Is there a job beneath a Millennial?

If you believe the hype, America may have our first generation of overqualified graduates. The Millennials have their oversold degrees, so they are having to settle for jobs they believe to be beneath them.

These are the people who only look forward to red lights, so they can finish texting, and they believe they are too qualified to work.

A college graduate is as useless as a trap door on a kayak for the most part. But this new group of graduates are smarter than their predecessors, aka the old farts.

The millennials are the geniuses that bet on Obama. They bet on Liberalism; believed in “hope and change.” Now they are the most oppressed generation, saddled with debt.

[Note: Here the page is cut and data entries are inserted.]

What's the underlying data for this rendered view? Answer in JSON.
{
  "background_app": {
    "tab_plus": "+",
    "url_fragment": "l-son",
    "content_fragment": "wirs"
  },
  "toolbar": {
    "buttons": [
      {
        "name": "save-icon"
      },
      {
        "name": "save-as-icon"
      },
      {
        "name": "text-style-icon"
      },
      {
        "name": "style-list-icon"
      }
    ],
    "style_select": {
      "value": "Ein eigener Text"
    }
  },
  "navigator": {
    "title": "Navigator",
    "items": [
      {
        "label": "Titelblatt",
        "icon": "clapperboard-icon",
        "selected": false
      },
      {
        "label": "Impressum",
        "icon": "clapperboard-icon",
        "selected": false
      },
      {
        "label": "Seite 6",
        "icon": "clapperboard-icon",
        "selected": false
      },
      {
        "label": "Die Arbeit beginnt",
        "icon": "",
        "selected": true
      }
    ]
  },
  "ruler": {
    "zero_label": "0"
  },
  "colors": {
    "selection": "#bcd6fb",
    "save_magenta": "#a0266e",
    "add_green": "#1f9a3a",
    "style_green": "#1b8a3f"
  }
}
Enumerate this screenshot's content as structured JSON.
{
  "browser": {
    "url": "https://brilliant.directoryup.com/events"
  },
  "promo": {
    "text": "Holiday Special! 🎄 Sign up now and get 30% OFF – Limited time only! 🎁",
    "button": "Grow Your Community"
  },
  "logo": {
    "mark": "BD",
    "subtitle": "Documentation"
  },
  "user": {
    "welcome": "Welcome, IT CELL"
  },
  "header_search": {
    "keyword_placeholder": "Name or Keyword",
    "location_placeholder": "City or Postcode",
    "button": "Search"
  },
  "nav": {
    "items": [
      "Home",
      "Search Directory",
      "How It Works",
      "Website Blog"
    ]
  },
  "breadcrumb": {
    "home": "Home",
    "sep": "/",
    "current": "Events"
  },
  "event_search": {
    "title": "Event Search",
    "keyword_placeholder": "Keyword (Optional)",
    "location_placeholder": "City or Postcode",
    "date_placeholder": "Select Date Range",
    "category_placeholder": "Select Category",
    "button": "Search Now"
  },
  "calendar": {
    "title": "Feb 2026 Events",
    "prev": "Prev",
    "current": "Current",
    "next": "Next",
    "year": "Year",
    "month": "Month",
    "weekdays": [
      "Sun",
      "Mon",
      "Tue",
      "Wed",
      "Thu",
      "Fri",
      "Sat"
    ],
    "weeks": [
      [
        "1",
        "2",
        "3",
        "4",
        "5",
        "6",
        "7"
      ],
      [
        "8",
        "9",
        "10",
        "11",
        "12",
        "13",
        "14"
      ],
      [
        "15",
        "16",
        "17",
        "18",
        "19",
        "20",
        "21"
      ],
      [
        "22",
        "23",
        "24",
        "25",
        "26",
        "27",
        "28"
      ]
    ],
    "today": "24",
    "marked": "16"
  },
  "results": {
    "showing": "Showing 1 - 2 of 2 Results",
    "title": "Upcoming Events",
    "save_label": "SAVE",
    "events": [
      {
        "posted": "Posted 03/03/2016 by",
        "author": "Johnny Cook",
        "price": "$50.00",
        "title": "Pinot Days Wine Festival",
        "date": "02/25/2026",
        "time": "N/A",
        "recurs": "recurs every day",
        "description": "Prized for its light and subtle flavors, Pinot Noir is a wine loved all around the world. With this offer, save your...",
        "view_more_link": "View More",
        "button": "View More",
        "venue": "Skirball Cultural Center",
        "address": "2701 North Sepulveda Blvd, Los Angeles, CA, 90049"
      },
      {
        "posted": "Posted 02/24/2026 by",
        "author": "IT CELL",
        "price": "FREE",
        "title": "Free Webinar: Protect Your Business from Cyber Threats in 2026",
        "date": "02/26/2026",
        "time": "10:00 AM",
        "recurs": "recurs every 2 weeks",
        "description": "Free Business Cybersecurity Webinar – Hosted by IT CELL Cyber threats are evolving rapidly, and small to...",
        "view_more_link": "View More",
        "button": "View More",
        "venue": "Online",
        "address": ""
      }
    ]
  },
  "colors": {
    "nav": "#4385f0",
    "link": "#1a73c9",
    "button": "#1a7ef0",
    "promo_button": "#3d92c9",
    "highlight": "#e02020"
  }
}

This video suggest that even with all the technology available, millennials will still struggle in this job market:

 

Yet the more oppressed their situation, i.e. minority, ethnic minority, or stupid degrees, the more they were promised success from Obama. So much for the promise of Liberalism, dressed as a smooth-talking snake oil salesman.

From this survey of 548 millennials in the U.S. we find that 35 percent of millennials with a bachelor’s degree got a job that didn’t require a college degree, and that’s for the fortunate few who actually have jobs. Most of the millennial are still rooming with Mom and Dad, or making due another way. They are not on their own, because they are saddled with that student loan debt, said to be well over $1 trillion.

Since there has been no recovery, millennials are settling for the “jobs Americans typically don’t want,” taking the first offer they get, even if they are supposedly overqualified for the position. Is there really such a thing?

If you need a job, nothing should be beneath you. Nevertheless, they have a term for this. It’s called “underemployment,” a term that has become vogue in the Era of Obama.

According to a 2013 study by the Center for College Affordability and Productivity, the number of college graduates entering the workforce will be more than double the jobs available that require at least a bachelor’s degree.

Brooks Holtom, associate professor of management at Georgetown University’s McDonough School of Business explains it this way:

“These students are graduating with more student debt on average than any previous generation…While there is abundant talk of work-life balance concerns for this generation, the hard realities of debt and low expectations for salary growth emphasize the importance of starting with the best pay possible at the first job.”

I see a millennial revolt happening, as this group starts blaming the ones who created the problem.